Authored by etiotto on Mar 10 2020, 6:45 AM.

Details

Summary

Improve the cache cost estimation for indexed references that are not consecutive. For example, given the indexed reference 'A[i][j][k]', and assuming the j-loop is in the innermost position in the loop nest containing the array reference, the cost would be equal to the RefCost cost times the iterations of the j-loop (rather than just the RefCost).

Diff Detail

Event Timeline

etiotto created this revision.Mar 10 2020, 6:45 AM
Herald added a project: Restricted Project. · View Herald TranscriptMar 10 2020, 6:45 AM
etiotto updated this revision to Diff 249946.Mar 12 2020, 8:19 AM
bmahjour added inline comments.
llvm/include/llvm/Analysis/LoopCacheAnalysis.h
107

would be useful to mention that the index is zero-based. ie: "Retrive the zero-based \p Index of the subscript ..."

llvm/lib/Analysis/LoopCacheAnalysis.cpp
310

but in the code below we multiply the trip count for all indexes starting from the given loop up to the loop for the second last subscript.

320

why getNumSubscripts() - 1 instead of just getNumSubscripts() ?

etiotto retitled this revision from [LoopCacheAnalysis}: Improve cost heuristic. to [LoopCacheAnalysis] Improve cost heuristic..Mar 13 2020, 11:28 AM
Meinersbur added inline comments.Mar 13 2020, 2:36 PM
llvm/lib/Analysis/LoopCacheAnalysis.cpp
106–119

[sugggestion]

if (auto *TripCount = dyn_cast<SCEVConstant>(BackedgeTakenCount)) 
  return SE.getAddExpr(BackedgeTakenCount, SE.getOne(BackedgeTakenCount->getType())
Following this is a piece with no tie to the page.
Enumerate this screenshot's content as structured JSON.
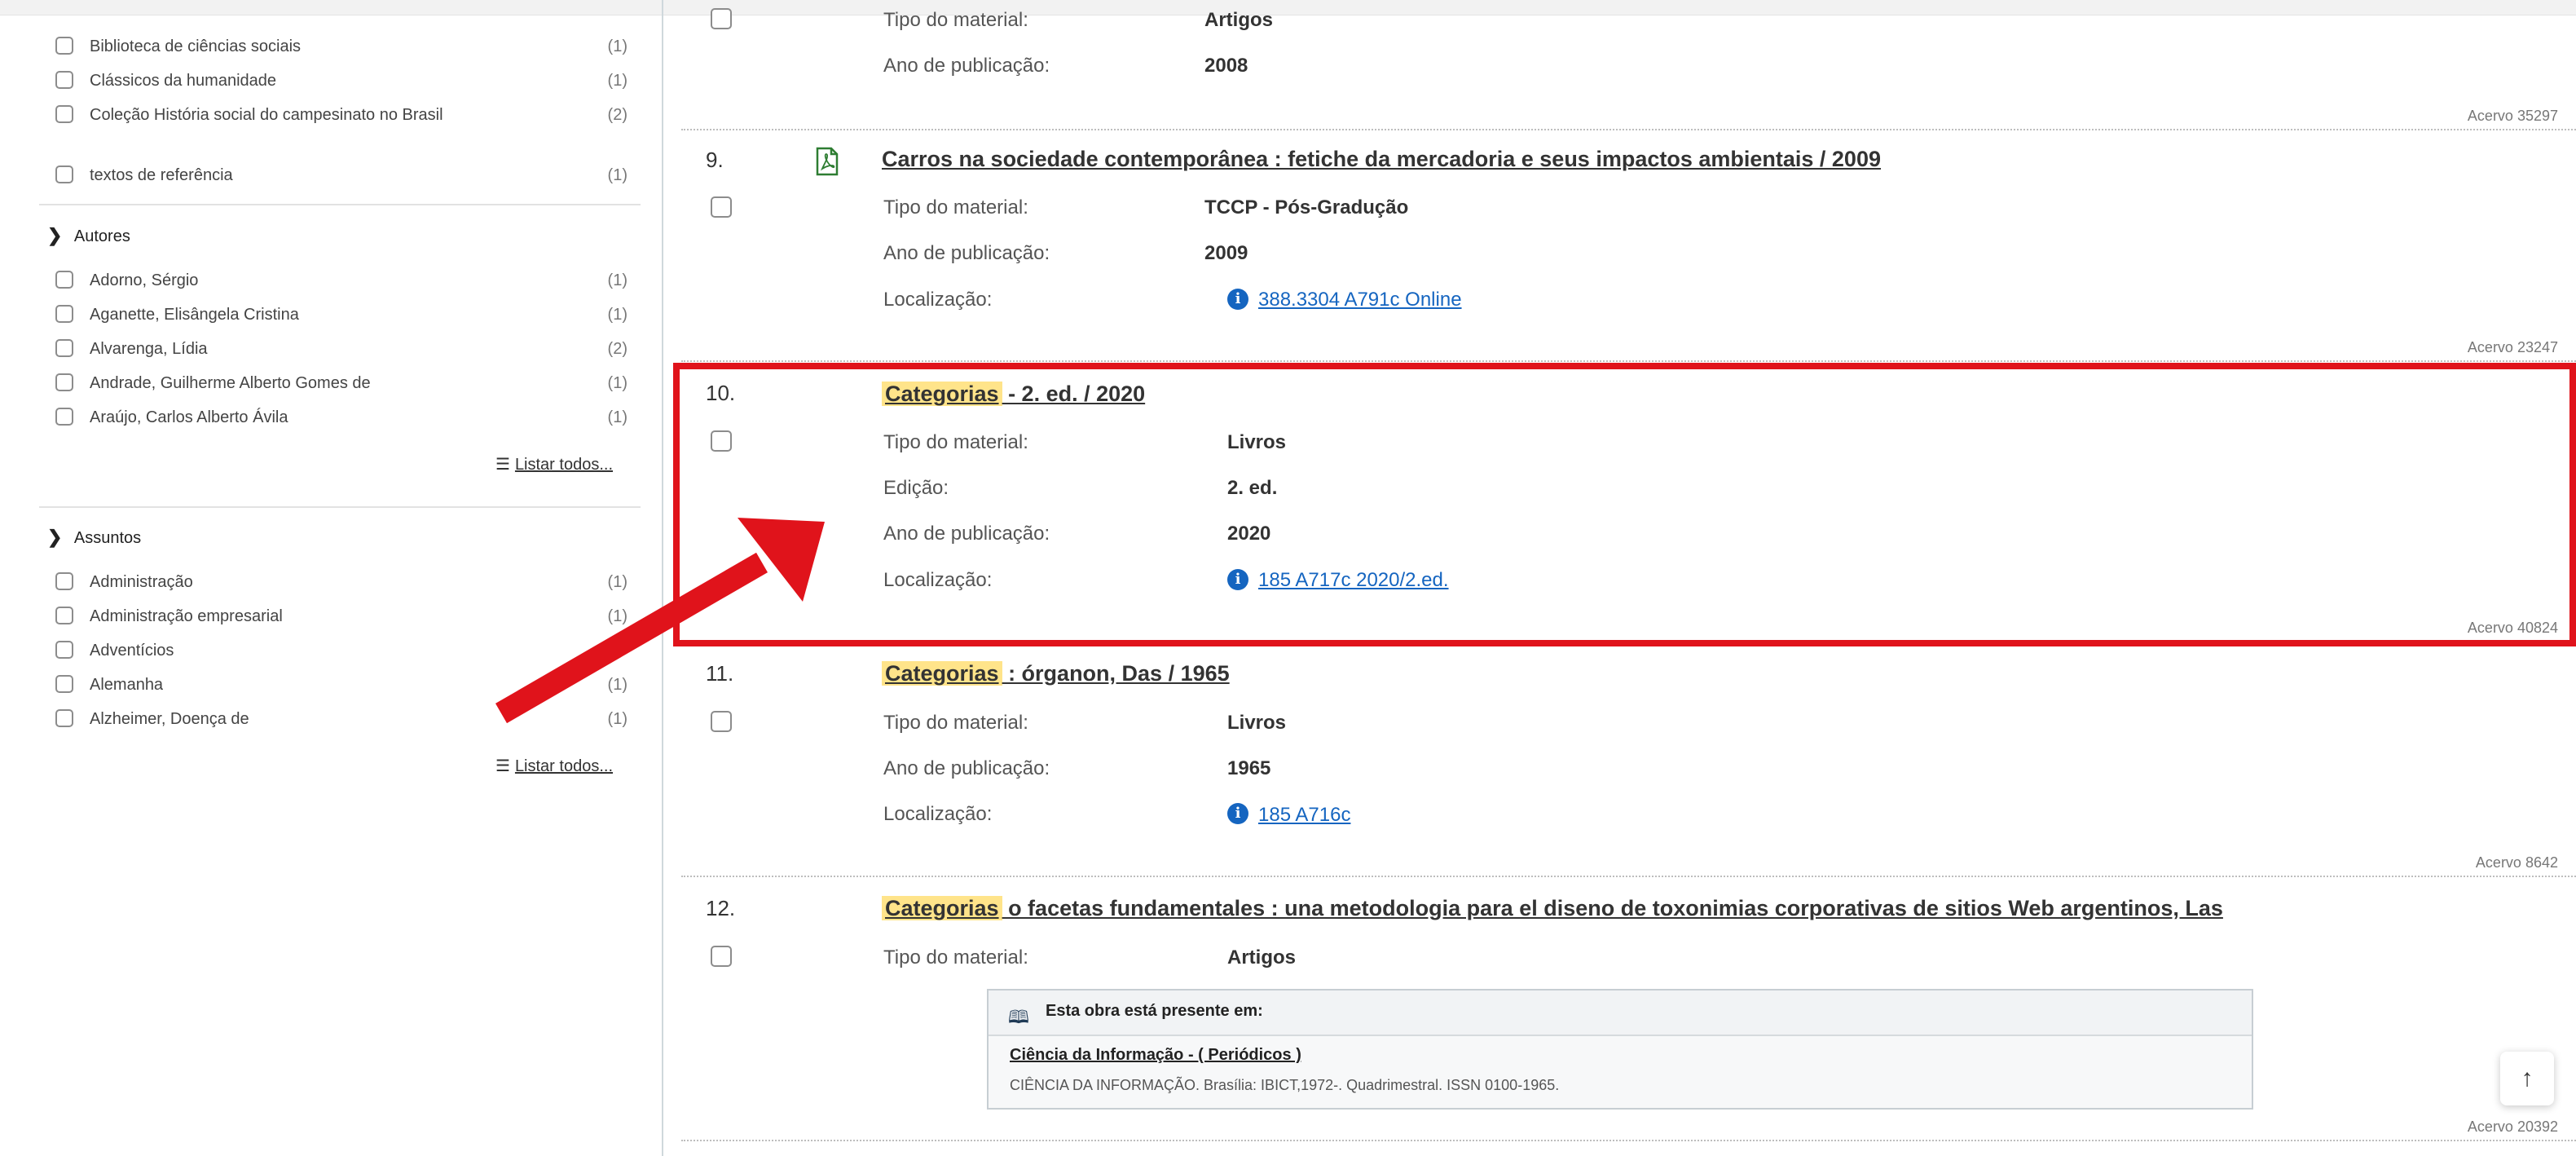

LLVM_DEBUG(dbgs() << "Trip count of loop " << L.getName() << " could not be computed, using DefaultTripCount\n");
return SE.getConstant(ElemSize.getType(), DefaultTripCount);
107

isa<SCEVCouldNotCompute> is redundant: the object cannot be SCEVCouldNotCompute and SCEVConstant at the same time

452

What if:

  • Multiple subscripts are using the loop variables?
  • A subscript uses multiple loop variables (eg. i+j)?
  • SCEVAddRecExpr is processed further, e.g. negated?